There is a debate as to whether the intraretinal fluid seen in congenital optic disc pits is cerebrospinal fluid or vitreous. However, we believe that this fluid is vitreous that leaks in through focal defects in the outer layers of the optic nerve. Nevertheless, we found no OCT findings directly supporting the vitreous as the source of this fluid.
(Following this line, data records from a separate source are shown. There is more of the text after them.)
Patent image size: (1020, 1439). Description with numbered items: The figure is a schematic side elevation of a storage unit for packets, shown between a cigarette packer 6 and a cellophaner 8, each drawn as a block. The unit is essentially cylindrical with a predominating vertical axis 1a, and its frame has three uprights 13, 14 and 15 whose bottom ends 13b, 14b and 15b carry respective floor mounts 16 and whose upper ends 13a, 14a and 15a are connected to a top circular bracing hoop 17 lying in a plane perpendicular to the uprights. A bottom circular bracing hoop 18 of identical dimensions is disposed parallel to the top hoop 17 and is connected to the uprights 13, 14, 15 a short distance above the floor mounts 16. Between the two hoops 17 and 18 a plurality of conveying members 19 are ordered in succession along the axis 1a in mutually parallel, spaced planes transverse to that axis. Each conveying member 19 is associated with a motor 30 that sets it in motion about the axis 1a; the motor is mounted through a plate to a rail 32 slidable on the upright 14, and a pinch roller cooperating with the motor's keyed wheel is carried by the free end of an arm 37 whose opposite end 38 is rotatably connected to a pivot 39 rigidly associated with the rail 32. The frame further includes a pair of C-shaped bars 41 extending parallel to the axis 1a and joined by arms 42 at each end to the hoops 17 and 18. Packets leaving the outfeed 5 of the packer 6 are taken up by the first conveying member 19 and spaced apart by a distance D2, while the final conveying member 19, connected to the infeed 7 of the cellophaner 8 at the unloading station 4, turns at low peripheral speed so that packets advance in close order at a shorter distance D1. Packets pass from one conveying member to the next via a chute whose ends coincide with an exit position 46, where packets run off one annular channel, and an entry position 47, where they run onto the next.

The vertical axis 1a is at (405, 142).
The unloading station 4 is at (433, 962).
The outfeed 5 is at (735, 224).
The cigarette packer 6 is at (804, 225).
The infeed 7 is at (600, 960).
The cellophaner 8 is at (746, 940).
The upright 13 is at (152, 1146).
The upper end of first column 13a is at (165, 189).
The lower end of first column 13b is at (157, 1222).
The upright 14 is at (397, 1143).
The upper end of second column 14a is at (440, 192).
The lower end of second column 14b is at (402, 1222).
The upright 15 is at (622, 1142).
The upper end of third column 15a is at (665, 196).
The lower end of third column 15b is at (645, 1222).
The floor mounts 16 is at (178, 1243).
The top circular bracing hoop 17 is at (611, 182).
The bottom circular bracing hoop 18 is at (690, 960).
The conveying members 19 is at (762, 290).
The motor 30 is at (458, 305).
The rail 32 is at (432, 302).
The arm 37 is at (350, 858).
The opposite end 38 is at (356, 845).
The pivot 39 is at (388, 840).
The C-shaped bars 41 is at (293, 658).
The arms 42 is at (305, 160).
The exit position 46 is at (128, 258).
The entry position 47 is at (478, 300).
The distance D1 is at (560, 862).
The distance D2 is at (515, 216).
In our patient, macular retinoschisis caused fluctuations in vision, especially in the right eye. In order to stabilize visual acuity, obtain a dry macula, and prevent possible serous macular detachment, we treated both of our patient’s eyes with thermal laser therapy as used in congenital optic disc pits, under 3D-SD-OCT guidance. Due to the lack of serous retinal detachment accompanying the macular retinoschisis and the advanced glaucomatous ON damage, pars plana vitrectomy was considered risky in this patient, whose clinical signs were relatively mild.
Following treatment, the defects in the peripheral optic cup had substantially decreased in size, but larger and deeper defects did not close completely. Green argon thermal laser therapy resulted in fibrosis and scar tissue in the peripapillary regions adjacent to the defects which could prevent leakage of the vitreous between the retinal layers. Our patient showed substantial regression of the intraretinal fluid and stabilized visual acuity after treatment.
Conclusion
In summary, 3D-SD-OCT imaging is useful and effective in detecting peripheral ON defects at the prelaminar and laminar levels which result in macular retinoschisis in advanced glaucoma patients, and in determining the efficacy of treatment.